Master of Head and Neck Surgery IFHNOS 2025, İstanbul, Türkiye, 13 - 15 Kasım 2025, ss.40-41, (Özet Bildiri)
Abstract
Objective: Comparison of
electromyographic (EMG) responses obtained from endotracheal tube electrodes
(ETE) and thyroid cartilage surface electrodes (TCSE) in patients undergoing
thyroidectomy and/or parathyroidectomy with intraoperative recurrent laryngeal
nerve monitoring.
Materials and Methods: Fifty-one recurrent laryngeal nerves (RLNs) at risk during 28 surgical
procedures on 27 consecutive patients operated between 5 September 2022 and 21 August
2023 at Dokuz Eylül University, Department of Otorhinolaryngology were
evaluated. Patients’ age, gender, body mass index (BMI), vocal cord mobility,
RLN EMG signal amplitudes recorded with ETE and TCSE, and surgery-related
complications were documented and analyzed.
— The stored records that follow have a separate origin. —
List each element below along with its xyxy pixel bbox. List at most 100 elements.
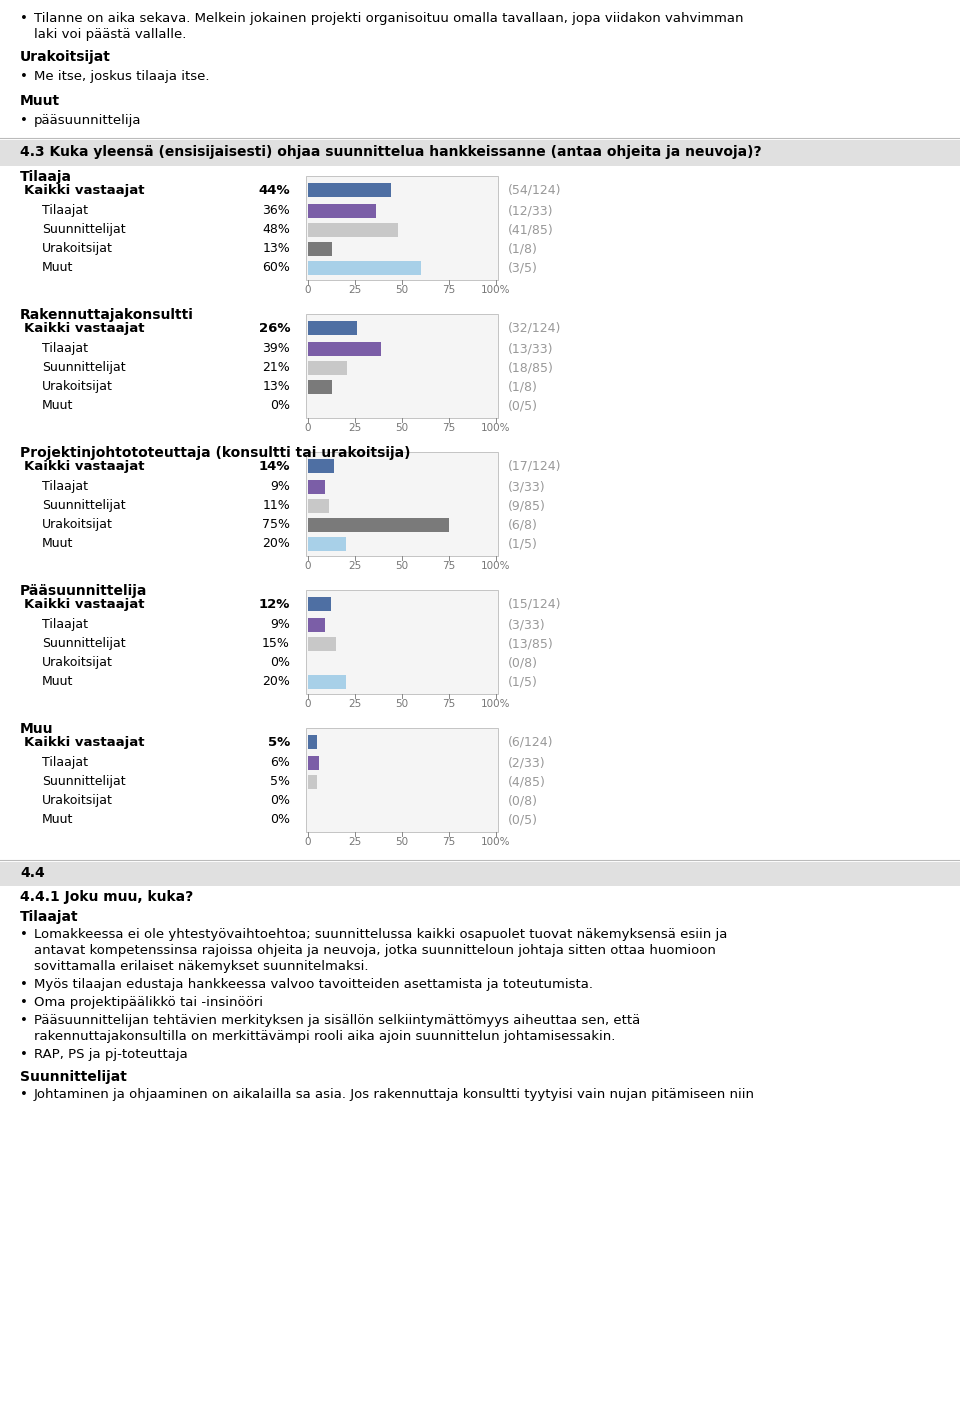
Text: Urakoitsijat: Urakoitsijat: [42, 794, 113, 807]
Text: (9/85): (9/85): [508, 499, 546, 512]
Text: Suunnittelijat: Suunnittelijat: [42, 775, 126, 788]
Bar: [308, 735, 318, 750]
Text: Muut: Muut: [42, 261, 73, 274]
Text: (6/8): (6/8): [508, 519, 538, 532]
Text: (2/33): (2/33): [508, 757, 545, 770]
Text: 13%: 13%: [262, 380, 290, 393]
Text: Kaikki vastaajat: Kaikki vastaajat: [24, 184, 145, 197]
Text: 50: 50: [396, 700, 409, 710]
Bar: [308, 674, 346, 688]
Text: Tilaajat: Tilaajat: [20, 911, 79, 923]
Text: 25: 25: [348, 561, 362, 571]
Bar: [308, 182, 391, 197]
Text: Muut: Muut: [20, 94, 60, 108]
Text: 0: 0: [304, 561, 311, 571]
Text: Kaikki vastaajat: Kaikki vastaajat: [24, 322, 145, 335]
Text: 25: 25: [348, 423, 362, 433]
Text: 0: 0: [304, 423, 311, 433]
Text: Urakoitsijat: Urakoitsijat: [42, 380, 113, 393]
Text: 0: 0: [304, 836, 311, 846]
Text: •: •: [20, 1047, 28, 1062]
Text: 12%: 12%: [258, 597, 290, 610]
Text: 4.3 Kuka yleensä (ensisijaisesti) ohjaa suunnittelua hankkeissanne (antaa ohjeit: 4.3 Kuka yleensä (ensisijaisesti) ohjaa …: [20, 145, 761, 160]
Text: (54/124): (54/124): [508, 184, 562, 197]
Text: 4.4.1 Joku muu, kuka?: 4.4.1 Joku muu, kuka?: [20, 891, 193, 903]
Text: Suunnittelijat: Suunnittelijat: [20, 1070, 127, 1084]
Text: (4/85): (4/85): [508, 775, 546, 788]
Text: (1/8): (1/8): [508, 242, 538, 255]
Text: Kaikki vastaajat: Kaikki vastaajat: [24, 597, 145, 610]
Text: Tilaajat: Tilaajat: [42, 342, 88, 355]
Text: (0/5): (0/5): [508, 399, 538, 412]
Text: 75: 75: [443, 561, 456, 571]
Text: Tilaaja: Tilaaja: [20, 170, 72, 184]
Bar: [308, 222, 398, 237]
Text: 50: 50: [396, 836, 409, 846]
Text: (13/85): (13/85): [508, 637, 554, 650]
Text: rakennuttajakonsultilla on merkittävämpi rooli aika ajoin suunnittelun johtamise: rakennuttajakonsultilla on merkittävämpi…: [34, 1030, 615, 1043]
Text: (13/33): (13/33): [508, 342, 554, 355]
Bar: [308, 617, 324, 631]
Text: Pääsuunnittelijan tehtävien merkityksen ja sisällön selkiintymättömyys aiheuttaa: Pääsuunnittelijan tehtävien merkityksen …: [34, 1015, 640, 1027]
Bar: [306, 590, 498, 694]
Text: 39%: 39%: [262, 342, 290, 355]
Text: •: •: [20, 1089, 28, 1102]
Bar: [308, 379, 332, 393]
Text: (18/85): (18/85): [508, 361, 554, 373]
Bar: [308, 204, 375, 218]
Text: 48%: 48%: [262, 222, 290, 237]
Bar: [0, 140, 960, 165]
Text: Kaikki vastaajat: Kaikki vastaajat: [24, 459, 145, 473]
Text: •: •: [20, 70, 28, 83]
Text: (1/8): (1/8): [508, 380, 538, 393]
Bar: [306, 452, 498, 556]
Text: sovittamalla erilaiset näkemykset suunnitelmaksi.: sovittamalla erilaiset näkemykset suunni…: [34, 960, 369, 973]
Text: (15/124): (15/124): [508, 597, 562, 610]
Text: •: •: [20, 11, 28, 26]
Text: 20%: 20%: [262, 675, 290, 688]
Text: •: •: [20, 928, 28, 941]
Text: 25: 25: [348, 285, 362, 295]
Text: 14%: 14%: [258, 459, 290, 473]
Text: Muut: Muut: [42, 814, 73, 826]
Text: Oma projektipäälikkö tai -insinööri: Oma projektipäälikkö tai -insinööri: [34, 996, 263, 1009]
Text: Muut: Muut: [42, 537, 73, 550]
Text: Tilaajat: Tilaajat: [42, 757, 88, 770]
Text: 9%: 9%: [270, 618, 290, 631]
Text: 25: 25: [348, 836, 362, 846]
Text: Urakoitsijat: Urakoitsijat: [42, 656, 113, 668]
Text: Pääsuunnittelija: Pääsuunnittelija: [20, 584, 148, 598]
Text: (0/8): (0/8): [508, 794, 538, 807]
Text: 25: 25: [348, 700, 362, 710]
Text: laki voi päästä vallalle.: laki voi päästä vallalle.: [34, 28, 186, 41]
Text: Muut: Muut: [42, 399, 73, 412]
Text: pääsuunnittelija: pääsuunnittelija: [34, 114, 141, 127]
Text: 0%: 0%: [270, 794, 290, 807]
Text: (17/124): (17/124): [508, 459, 562, 473]
Text: (41/85): (41/85): [508, 222, 554, 237]
Text: 21%: 21%: [262, 361, 290, 373]
Bar: [308, 261, 420, 275]
Text: •: •: [20, 996, 28, 1009]
Text: (1/5): (1/5): [508, 537, 538, 550]
Bar: [308, 597, 330, 611]
Bar: [308, 517, 449, 532]
Text: 20%: 20%: [262, 537, 290, 550]
Text: •: •: [20, 114, 28, 127]
Bar: [306, 177, 498, 279]
Text: 100%: 100%: [481, 561, 511, 571]
Text: Projektinjohtototeuttaja (konsultti tai urakoitsija): Projektinjohtototeuttaja (konsultti tai …: [20, 446, 411, 460]
Text: Urakoitsijat: Urakoitsijat: [20, 50, 110, 64]
Bar: [308, 775, 318, 788]
Bar: [308, 342, 381, 355]
Bar: [0, 862, 960, 886]
Text: Myös tilaajan edustaja hankkeessa valvoo tavoitteiden asettamista ja toteutumist: Myös tilaajan edustaja hankkeessa valvoo…: [34, 978, 593, 990]
Text: Suunnittelijat: Suunnittelijat: [42, 637, 126, 650]
Text: Suunnittelijat: Suunnittelijat: [42, 222, 126, 237]
Text: (6/124): (6/124): [508, 735, 554, 748]
Text: (3/5): (3/5): [508, 261, 538, 274]
Text: (12/33): (12/33): [508, 204, 554, 217]
Bar: [308, 499, 328, 513]
Text: Urakoitsijat: Urakoitsijat: [42, 242, 113, 255]
Text: 75: 75: [443, 423, 456, 433]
Results: EMG signal amplitudes
obtained with TCSE were significantly higher than ETE amplitudes (p=0.001). Female patients showed higher
EMG amplitudes than males with both methods (p=0.002 and p<0.001, respectively). TCSE measurements yielded
higher amplitudes than ETE in both genders (p=0.007 and p=0.035, respectively). Patients <50 years of age
had significantly higher TCSE amplitudes than ETE (p<0.001), while no significant difference was found for patients
≥50 years of
age (p=0.214). Left-sided TCSE
amplitudes were considerably higher than right-sided ones (p=0.004), while there was no side difference for ETE amplitudes
(p>0.05). TCSE values were considerably higher than ETE in BMI groups of
<25 kg/m² and >30 kg/m² (p=0.001
and p=0.038), while no significant difference was found in the 25–30 kg/m²
group (p>0.05). One case (3.57%) experienced false loss of signal in ETE
recordings due to endotracheal tube rotation, while TCSE readings remained
stable. Among the 51 RLNs at risk, there was one (1.96%) transient vocal cord
paralysis, and another (1.96%) transient partial vocal cord paresis. Hematoma
and permanent vocal cord paralysis complications were not observed in any of
the patients.
Conclusion: Compared to
the conventional ETE method, TCSE yielded higher and more stable EMG amplitudes
during intraoperative nerve monitoring. TCSE was found to be a reliable and
practical alternative to ETE either as a primary method or as a rescue method
when false loss of signal is suspected in ETE recordings.